As you can tell by the photo, I am kind of partial to the Spheros


----------



## missplaced_idahoan (Feb 2, 2013)

:thumbsup: i appreciate all the input i think im gonna go with the battle, but we will see what online deals i can get. all the reels mentioned are above what im used to using, ive been catching fish all summer with a $32 walmart special, so i think all of them will be a night and day difference from what ive got. Thanks


----------



## Pompano Joe (Jan 28, 2009)

"FYI academy has all the spinfisher ssm's on clearance now. I got a 950 for 89 bucks." 

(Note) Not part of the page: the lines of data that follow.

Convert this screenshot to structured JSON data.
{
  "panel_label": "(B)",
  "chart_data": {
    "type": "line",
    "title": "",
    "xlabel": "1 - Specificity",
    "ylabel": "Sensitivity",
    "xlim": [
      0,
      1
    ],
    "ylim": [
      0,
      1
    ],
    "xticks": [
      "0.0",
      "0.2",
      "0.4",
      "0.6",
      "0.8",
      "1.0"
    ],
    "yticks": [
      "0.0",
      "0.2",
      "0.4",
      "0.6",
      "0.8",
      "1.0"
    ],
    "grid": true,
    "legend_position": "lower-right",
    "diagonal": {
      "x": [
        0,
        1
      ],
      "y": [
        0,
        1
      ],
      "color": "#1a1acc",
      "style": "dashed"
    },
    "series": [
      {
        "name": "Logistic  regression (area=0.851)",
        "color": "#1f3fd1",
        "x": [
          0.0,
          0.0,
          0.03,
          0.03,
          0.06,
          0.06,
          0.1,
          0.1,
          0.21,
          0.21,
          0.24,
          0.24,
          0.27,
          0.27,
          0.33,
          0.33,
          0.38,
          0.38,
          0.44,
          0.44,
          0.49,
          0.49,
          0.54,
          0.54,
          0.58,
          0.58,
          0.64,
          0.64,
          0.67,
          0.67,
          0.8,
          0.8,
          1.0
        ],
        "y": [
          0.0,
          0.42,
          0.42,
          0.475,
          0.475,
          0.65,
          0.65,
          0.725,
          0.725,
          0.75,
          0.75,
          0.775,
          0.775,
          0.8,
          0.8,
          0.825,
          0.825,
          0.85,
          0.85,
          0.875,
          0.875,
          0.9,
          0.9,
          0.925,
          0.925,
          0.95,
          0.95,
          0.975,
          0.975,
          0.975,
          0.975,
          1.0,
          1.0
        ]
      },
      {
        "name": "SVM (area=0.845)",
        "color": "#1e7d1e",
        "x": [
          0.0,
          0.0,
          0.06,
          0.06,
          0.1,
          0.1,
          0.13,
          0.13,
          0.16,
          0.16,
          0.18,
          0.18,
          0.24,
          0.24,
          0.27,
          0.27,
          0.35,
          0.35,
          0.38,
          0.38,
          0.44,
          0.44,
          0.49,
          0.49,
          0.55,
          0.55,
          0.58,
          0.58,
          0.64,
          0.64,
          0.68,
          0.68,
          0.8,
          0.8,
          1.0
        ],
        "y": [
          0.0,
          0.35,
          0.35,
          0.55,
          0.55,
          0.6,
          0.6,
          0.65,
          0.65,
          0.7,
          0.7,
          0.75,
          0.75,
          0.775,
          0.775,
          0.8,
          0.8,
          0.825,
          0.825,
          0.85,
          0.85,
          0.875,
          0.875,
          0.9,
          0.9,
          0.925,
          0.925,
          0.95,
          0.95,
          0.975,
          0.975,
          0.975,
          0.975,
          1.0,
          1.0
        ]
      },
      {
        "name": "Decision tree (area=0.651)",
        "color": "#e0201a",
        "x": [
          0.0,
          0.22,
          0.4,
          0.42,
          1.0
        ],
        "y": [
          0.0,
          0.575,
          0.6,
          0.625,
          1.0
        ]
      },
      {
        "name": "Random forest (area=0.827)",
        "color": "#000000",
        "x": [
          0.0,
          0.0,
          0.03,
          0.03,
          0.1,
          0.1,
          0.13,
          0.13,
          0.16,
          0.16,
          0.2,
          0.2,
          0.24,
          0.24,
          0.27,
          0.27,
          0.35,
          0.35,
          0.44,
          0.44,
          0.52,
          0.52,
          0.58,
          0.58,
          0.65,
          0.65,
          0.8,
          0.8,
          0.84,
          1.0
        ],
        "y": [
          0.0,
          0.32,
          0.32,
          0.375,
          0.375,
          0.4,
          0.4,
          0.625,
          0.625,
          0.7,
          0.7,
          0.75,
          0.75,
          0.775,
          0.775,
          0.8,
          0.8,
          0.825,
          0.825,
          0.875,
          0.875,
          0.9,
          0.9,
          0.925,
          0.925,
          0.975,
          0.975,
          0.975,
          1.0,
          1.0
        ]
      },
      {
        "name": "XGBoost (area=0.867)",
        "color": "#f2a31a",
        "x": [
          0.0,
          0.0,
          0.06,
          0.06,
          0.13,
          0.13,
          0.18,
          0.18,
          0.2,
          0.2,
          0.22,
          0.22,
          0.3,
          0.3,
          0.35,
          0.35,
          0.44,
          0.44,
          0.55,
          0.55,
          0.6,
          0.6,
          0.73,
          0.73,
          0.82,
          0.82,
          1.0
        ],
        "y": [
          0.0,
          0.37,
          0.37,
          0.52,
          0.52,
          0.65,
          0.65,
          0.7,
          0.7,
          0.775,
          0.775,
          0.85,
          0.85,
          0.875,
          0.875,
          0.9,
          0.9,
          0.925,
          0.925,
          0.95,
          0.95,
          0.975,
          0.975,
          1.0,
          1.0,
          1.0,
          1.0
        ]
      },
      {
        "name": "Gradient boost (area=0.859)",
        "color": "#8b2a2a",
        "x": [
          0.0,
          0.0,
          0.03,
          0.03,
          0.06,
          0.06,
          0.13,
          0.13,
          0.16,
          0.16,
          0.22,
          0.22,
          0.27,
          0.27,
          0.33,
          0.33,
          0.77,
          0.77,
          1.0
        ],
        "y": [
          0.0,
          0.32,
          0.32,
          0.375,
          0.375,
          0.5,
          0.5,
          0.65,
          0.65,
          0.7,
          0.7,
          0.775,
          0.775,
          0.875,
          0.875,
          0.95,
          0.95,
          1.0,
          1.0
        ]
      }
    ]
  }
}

What a deal! The gen. 4 reels are the Ford F-150 of reels. Absolute work-horses! Very minimal care and they'll last you forever, and parts are easy to come by. They should be going on clearance all over!


----------



## J0nesi (Jun 22, 2011)

Got the Penn Fierce 6000 and it has far exceeded my expectations so i talked a buddy of mine, who was looking into getting a new reel, to get the battle 6000. awesome reel! has yet to get anything big on it yet though. cant wait!


----------



## southern yakker (Jun 25, 2012)

I use a ssv and it is a truly amazing reel! Best reel I have owned. I've never used a battle buy I've heard they are really good reels and the feirces are pretty decent too. I've seen many 40 inch reds caught on a fierce no problem.my brother has the Penn ss and its also a really good reel and has caught quite a few big fish on it.if you can afford it go with the spinfisher v. I have the 8500 and it is far bigger than I need but I love knowing I can handle damn near anything on it.


----------



## Donnie24 (Jan 12, 2013)

sniperpeeps said:


> I have a Fierce 5000 that has performed flawlessly spooled with 30 lb braid


Totally agree with sniper! I have a penn fierce 4000 with 20lb braid an I love it!


----------